Já o problema do 5G, para Miceli, é que ele pode ser considerado um passo que pode nos deixar ainda mais para trás na cibersegurança. “Ele aumenta o risco porque a gente vai ter uma nova onda de inclusão de pessoas e todas elas estarão ainda mais conectadas”, afirmou. Teremos mais serviços sendo disponibilizados e à medida que isso acontece os riscos acompanham e o número de ataques deve aumentar, assim como aconteceu na pandemia, quando o tráfego virtual cresceu significativamente. Com isso em mente, as medidas e políticas para o tema devem ser pensadas simultaneamente para acompanharmos essa evolução.
É fácil ver que o livro da cibersegurança brasileira mal começou a ser escrito, ainda está na dedicatória e não tem um índice. Não entendemos ainda que a tecnologia é um ativo de importância no País e muito menos que os dados já fazem parte de uma guerra comercial e política entre os mais desenvolvidos. Nações como os EUA e a Índia discutem a proibição do aplicativo chinês TikTok, por exemplo, ser baixado em dispositivos de servidores públicos, visando evitar o roubo — nunca comprovado — de informações sensíveis.

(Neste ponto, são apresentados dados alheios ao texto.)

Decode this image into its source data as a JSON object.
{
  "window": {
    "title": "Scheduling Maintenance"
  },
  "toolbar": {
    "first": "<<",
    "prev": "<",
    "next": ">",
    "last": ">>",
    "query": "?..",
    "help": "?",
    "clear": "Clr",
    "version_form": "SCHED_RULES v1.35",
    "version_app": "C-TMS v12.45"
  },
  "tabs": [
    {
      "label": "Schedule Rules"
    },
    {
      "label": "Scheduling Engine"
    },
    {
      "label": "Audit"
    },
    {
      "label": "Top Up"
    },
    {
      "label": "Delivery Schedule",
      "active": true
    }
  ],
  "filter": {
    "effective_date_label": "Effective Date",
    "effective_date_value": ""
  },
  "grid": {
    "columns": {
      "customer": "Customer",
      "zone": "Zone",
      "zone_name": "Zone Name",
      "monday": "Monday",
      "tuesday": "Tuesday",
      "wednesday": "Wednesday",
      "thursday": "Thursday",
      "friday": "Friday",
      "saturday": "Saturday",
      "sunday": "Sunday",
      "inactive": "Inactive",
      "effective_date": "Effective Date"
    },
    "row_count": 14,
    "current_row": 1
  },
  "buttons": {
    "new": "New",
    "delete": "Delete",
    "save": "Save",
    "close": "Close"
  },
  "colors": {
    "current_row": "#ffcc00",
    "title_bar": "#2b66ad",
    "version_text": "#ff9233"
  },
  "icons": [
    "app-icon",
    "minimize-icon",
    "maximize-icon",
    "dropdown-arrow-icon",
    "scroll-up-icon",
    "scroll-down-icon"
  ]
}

O Brasil está no fim da fila, mas parece começar a andar. A Associação Brasileira de Internet (Abranet) é uma das organizações que está olhando o cenário de perto e segundo Eduardo Neger, seu presidente, já há algumas medidas em curso para amparar nossa cibersegurança. “É um trabalho de formiga, mas os projetos são bons”, afirmou. Tudo começa na Anatel, com a Estratégia Nacional de Segurança Cibernética, um conjunto de ações do governo federal relacionadas à área de segurança cibernética até 2023. Uma delas é a exigência de segurança básicas dos aparelhos e gadgets já em sua concepção para certificações — exemplo: roteadores de internet que não podem mais vir com senhas padrão, como “admin” ou “1234”, entre outras medidas que protegem usuários mais leigos que querem apenas o “plug n play” (conecte e use). Entre as ações também está o Fique Esperto, portal que visa educar e conscientizar o usuário final quanto às dicas de proteção para evitar golpes usuais no mundo digital. As informações do portal são divulgadas através das redes sociais e também de mensagens SMS em parceria com as operadoras de telefonia. “Esse movimento é preventivo e tem sido feito com mais frequência, tanto pelas empresas individualmente como pelas entidades”, afirmou Neger.